続いて、「歌声サロン」が始まりました。まずは、体をほぐすところから。ご年配の方が多かったので、ひとつひとつをゆっくりと。「天井を上に、押し上げるように、腕を伸ばしてみましょう。ゆっくり、ぐ~っと、そうそう!良い感じです!」谷地畝さんの声に励まされて、みなさん随分と身体が伸びていきます。発声練習では、腹式呼吸をすることで、お腹の周りがぐっと張る感覚を感じてみよう、と手をお腹に当てながら歌ってみました。もしかしたら、こんな合唱団のようなことをするのは、久しぶり、もしくは初めての方もいらっしゃったかもしれません。谷地畝さんが、実際にご自分の身体で、見本を見せながら説明してくれることもあって、見様見真似でみなさん挑戦です。こうして「たき火」や「証城寺の狸囃子」「冬景色」「見上げてごらん夜の星を」を歌いました。段々に、みなさんの表情も解れて、久しぶりに声を出すことにも、慣れていらした様子です。

そうしてすっかり身体がぽかぽかしてきたところで、一緒に歌うコーナーは終了。お茶で喉を潤して、ここからは谷地畝さん、阿部さんによるミニコンサートの時間です。

岩手縁の…ということで石川啄木作詞の「初恋」、そして元気の良い、また懐かしくもあるシューベルトの「鱒」はドイツ語で、最後はフランス語でオペラ「カルメン」から「ハバネラ」を聴かせてくださいました。にっこり笑顔でご指導くださっていた先ほどまでとは違い、それぞれ歌詞と音楽の世界観を深く掘り下げられた演奏と美しい声に、みなさん、すっかり聴き惚れていらしたようでした。また、その声量の豊かなことには驚かれていた様子が見て取れました。「第九」や「メサイア」など、オーケストラと声楽による楽曲の、ソリストを務められることも多い谷地畝さん。その、大らかで豊かな声色は、日本語も耳元までしっかりと届いてくる声でした。また「ハバネラ」の妖艶さには、先ほどまでとはまた違う雰囲気が。歌の世界を演じ分けるお二人の演奏に、時間を忘れたひとときでした。

大きな拍手をいただいて、アンコール代わりにみんなで「瀬戸の花嫁」を。なつかしい歌に、みなさん笑顔でご一緒してくださいました。

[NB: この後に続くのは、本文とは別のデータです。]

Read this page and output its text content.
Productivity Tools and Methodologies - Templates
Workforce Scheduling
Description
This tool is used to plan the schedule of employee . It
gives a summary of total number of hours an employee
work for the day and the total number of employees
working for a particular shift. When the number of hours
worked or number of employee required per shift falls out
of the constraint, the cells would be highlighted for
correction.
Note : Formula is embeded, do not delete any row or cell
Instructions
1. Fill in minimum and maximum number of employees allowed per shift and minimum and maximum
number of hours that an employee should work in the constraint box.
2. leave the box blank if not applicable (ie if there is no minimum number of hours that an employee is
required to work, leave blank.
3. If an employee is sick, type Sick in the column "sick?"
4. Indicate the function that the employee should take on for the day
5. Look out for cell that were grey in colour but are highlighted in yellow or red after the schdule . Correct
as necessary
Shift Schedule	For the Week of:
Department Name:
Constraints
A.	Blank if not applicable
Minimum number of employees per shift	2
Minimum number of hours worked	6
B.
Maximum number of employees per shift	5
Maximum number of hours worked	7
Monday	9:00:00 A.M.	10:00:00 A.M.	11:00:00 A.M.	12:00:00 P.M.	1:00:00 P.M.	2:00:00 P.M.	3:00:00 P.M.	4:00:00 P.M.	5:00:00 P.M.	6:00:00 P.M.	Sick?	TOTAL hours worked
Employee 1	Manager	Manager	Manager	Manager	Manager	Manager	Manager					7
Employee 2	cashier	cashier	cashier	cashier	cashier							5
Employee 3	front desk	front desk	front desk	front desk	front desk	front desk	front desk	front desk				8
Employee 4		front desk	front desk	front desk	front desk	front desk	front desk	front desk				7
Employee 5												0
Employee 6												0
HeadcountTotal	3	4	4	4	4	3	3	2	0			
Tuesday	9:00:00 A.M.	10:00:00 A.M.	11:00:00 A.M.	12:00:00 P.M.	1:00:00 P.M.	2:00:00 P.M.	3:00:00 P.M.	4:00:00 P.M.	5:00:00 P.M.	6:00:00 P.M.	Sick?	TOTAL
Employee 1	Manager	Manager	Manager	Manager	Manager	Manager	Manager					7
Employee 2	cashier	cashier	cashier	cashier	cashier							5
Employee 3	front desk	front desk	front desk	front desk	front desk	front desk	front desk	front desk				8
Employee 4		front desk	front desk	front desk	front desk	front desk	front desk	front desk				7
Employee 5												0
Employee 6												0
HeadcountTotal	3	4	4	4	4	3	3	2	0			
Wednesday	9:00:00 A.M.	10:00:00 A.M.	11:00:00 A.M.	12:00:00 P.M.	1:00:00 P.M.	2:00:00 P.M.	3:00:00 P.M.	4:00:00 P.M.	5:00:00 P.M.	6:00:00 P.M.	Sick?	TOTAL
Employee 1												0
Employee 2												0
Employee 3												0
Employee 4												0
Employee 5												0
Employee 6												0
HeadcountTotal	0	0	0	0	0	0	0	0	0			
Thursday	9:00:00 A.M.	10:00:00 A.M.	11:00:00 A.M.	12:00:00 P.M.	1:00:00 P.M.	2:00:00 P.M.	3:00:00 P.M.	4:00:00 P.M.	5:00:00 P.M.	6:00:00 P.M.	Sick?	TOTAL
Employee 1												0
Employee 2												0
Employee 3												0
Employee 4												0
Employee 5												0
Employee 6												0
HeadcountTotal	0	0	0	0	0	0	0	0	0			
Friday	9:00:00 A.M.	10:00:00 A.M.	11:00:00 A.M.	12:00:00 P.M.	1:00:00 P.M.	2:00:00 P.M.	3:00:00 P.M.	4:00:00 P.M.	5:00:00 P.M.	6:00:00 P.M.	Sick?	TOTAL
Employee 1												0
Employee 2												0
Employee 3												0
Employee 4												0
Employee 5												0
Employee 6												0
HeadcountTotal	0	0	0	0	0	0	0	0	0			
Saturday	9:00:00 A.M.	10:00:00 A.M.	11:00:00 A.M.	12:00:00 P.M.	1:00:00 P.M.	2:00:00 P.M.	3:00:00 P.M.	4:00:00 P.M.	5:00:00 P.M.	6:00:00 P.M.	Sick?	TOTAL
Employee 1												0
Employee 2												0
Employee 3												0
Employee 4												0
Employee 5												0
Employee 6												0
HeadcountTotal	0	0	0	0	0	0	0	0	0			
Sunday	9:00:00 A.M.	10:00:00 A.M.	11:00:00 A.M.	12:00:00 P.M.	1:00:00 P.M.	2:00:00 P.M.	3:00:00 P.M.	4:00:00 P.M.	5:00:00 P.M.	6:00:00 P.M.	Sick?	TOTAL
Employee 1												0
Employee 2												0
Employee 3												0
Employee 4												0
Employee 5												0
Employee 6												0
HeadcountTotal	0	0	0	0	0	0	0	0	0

終演後は、朝から民生委員さん3人がご準備くださっていた昼食を、みんなでいただきました。カレーライスに、ニラ玉汁ももちろん手づくり、小鉢の和え物と、りんごも美味しくいただきました。今回の大槌町ツアーは、大槌町社協さん、それに槌音プロジェクトの臺さんにお世話になりました。ご協力、心より御礼申し上げます。また、この公演を含む大槌町4公演は、令和元年度岩手県「被災者の参画による心の復興事業」の補助を受けて実施しました。